Dalam beberapa tahun terakhir, saya merasa tidak lagi punya hak untuk berbicara tentang ideologi. Minder.
Perasaan semacam itu muncul karena bagi orang yang penuh dosa seperti saya, ideologi tampak seperti benda suci. Ada begitu banyak cacat moral, cacat sosial, dan cacat kultural sehingga kepercayaa diri untuk membincangkannya perlahan menghilang.
Keinginan untuk membincangkannya kembali muncul, biasanya karena tiga hal. Pertama, setelah membaca buku. Kedua, melihat peristiwa luar biasa di lingkungan sekitar. Ketiga, melihat orang yang tampak pongah, mengklaim sedang menegakkan ideologi dengan cara yang bertentangan dengan ideologi yang diklaimnya itu.

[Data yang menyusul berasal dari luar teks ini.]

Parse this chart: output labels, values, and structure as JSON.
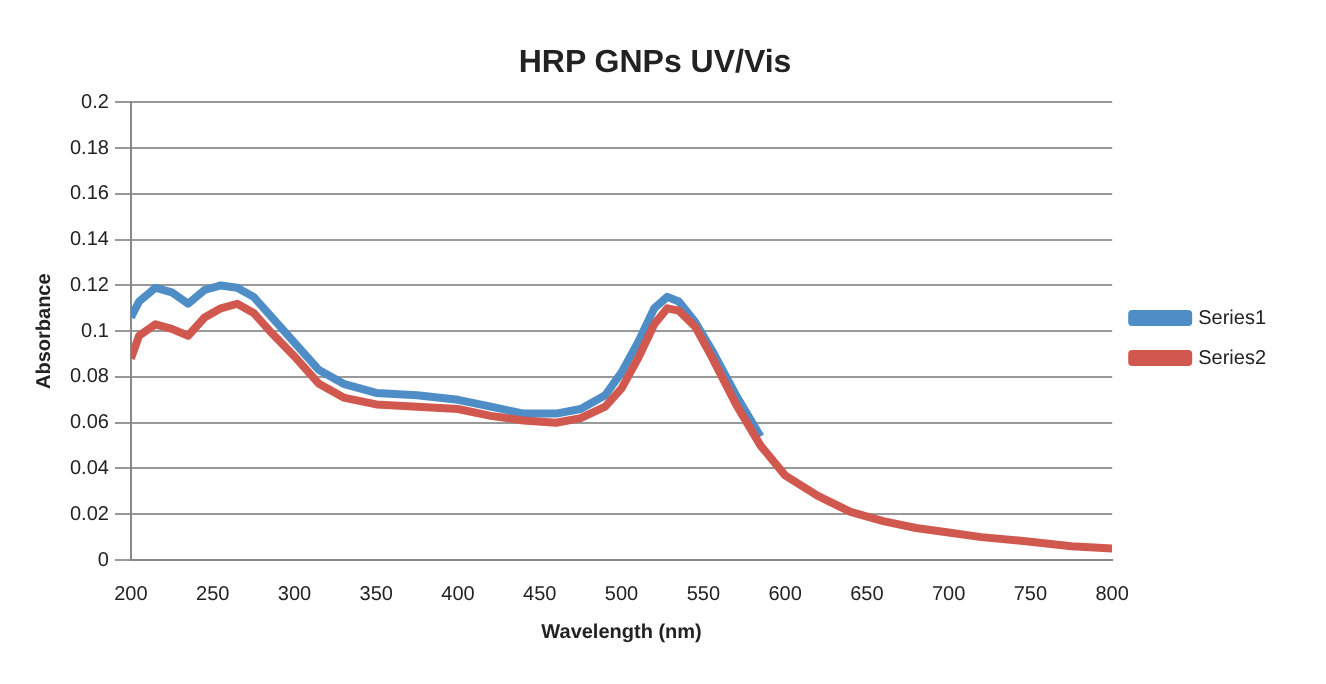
{
  "chart_data": {
    "type": "line",
    "title": "HRP GNPs UV/Vis",
    "xlabel": "Wavelength (nm)",
    "ylabel": "Absorbance",
    "x": [
      200,
      205,
      215,
      225,
      235,
      245,
      255,
      265,
      275,
      285,
      300,
      315,
      330,
      350,
      375,
      400,
      420,
      440,
      460,
      475,
      490,
      500,
      510,
      520,
      528,
      535,
      545,
      555,
      570,
      585,
      600,
      620,
      640,
      660,
      680,
      700,
      720,
      750,
      775,
      800
    ],
    "series": [
      {
        "name": "Series1",
        "color": "#4f8dc6",
        "values": [
          0.106,
          0.113,
          0.119,
          0.117,
          0.112,
          0.118,
          0.12,
          0.119,
          0.115,
          0.107,
          0.095,
          0.083,
          0.077,
          0.073,
          0.072,
          0.07,
          0.067,
          0.064,
          0.064,
          0.066,
          0.072,
          0.082,
          0.095,
          0.11,
          0.115,
          0.113,
          0.104,
          0.092,
          0.072,
          0.054,
          null,
          null,
          null,
          null,
          null,
          null,
          null,
          null,
          null,
          null
        ]
      },
      {
        "name": "Series2",
        "color": "#d0584f",
        "values": [
          0.088,
          0.098,
          0.103,
          0.101,
          0.098,
          0.106,
          0.11,
          0.112,
          0.108,
          0.1,
          0.089,
          0.077,
          0.071,
          0.068,
          0.067,
          0.066,
          0.063,
          0.061,
          0.06,
          0.062,
          0.067,
          0.075,
          0.088,
          0.103,
          0.11,
          0.109,
          0.102,
          0.089,
          0.068,
          0.05,
          0.037,
          0.028,
          0.021,
          0.017,
          0.014,
          0.012,
          0.01,
          0.008,
          0.006,
          0.005
        ]
      }
    ],
    "xlim": [
      200,
      800
    ],
    "xticks": [
      200,
      250,
      300,
      350,
      400,
      450,
      500,
      550,
      600,
      650,
      700,
      750,
      800
    ],
    "ylim": [
      0,
      0.2
    ],
    "yticks": [
      0,
      0.02,
      0.04,
      0.06,
      0.08,
      0.1,
      0.12,
      0.14,
      0.16,
      0.18,
      0.2
    ],
    "grid": "y",
    "legend": "right",
    "marker": "none",
    "line_style": "solid"
  }
}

(Untuk alasan ketiga, saya segera teringat dengan Napoleon dan Snowball – tokoh fiktif alegori rekaan George Orwell dalam novel ciamkinya: Animal Farm).
Semalam, keinginan untuk membincangkan ideologi kembali muncul usai saya dan istri menonton film Padmavati.
Dari film itulah saya tahu konsep jauhar (yang agak berbeda dengan konsep sati yang saya pernah baca sebelumnya).
Jauhar adalah aksi membakar diri perempuan Hindu India untuk menghindari pemerkosaan, pelecehan, dan penangkapan oleh tentara musuh jika kerajaannya kalah perang.
Ratu Padmavati, dalam film berdurasi nyaris 2,5 jam itu, berpamit kepada suaminya. Jika nanti suaminya kalah perang, dia akan bakar diri. Baginya, itu adalah cara terhormat untuk menjaga kehormatan.
Sang Ratu kemudian memimpin perempuan di kerajaan untuk melakukan hal yang sama.
“Mereka yang berhasrat pada tubuh kita, bahkan tak bisa menyentuh bayangan kita,” kata Ratu (yang diperankan dengan indah oleh Deepika Padukone).
Janji itu benar-benar ditunaikan ratu dan perempuan-perempuan lain dalam Kerajaan Chitor. Saat tentara musuh berhasil menerobos gerbang, mereka berjalan menuju kobaran api, membiarkan tubuh terbakar, dengan senyum mengembang penuh kebanggaan.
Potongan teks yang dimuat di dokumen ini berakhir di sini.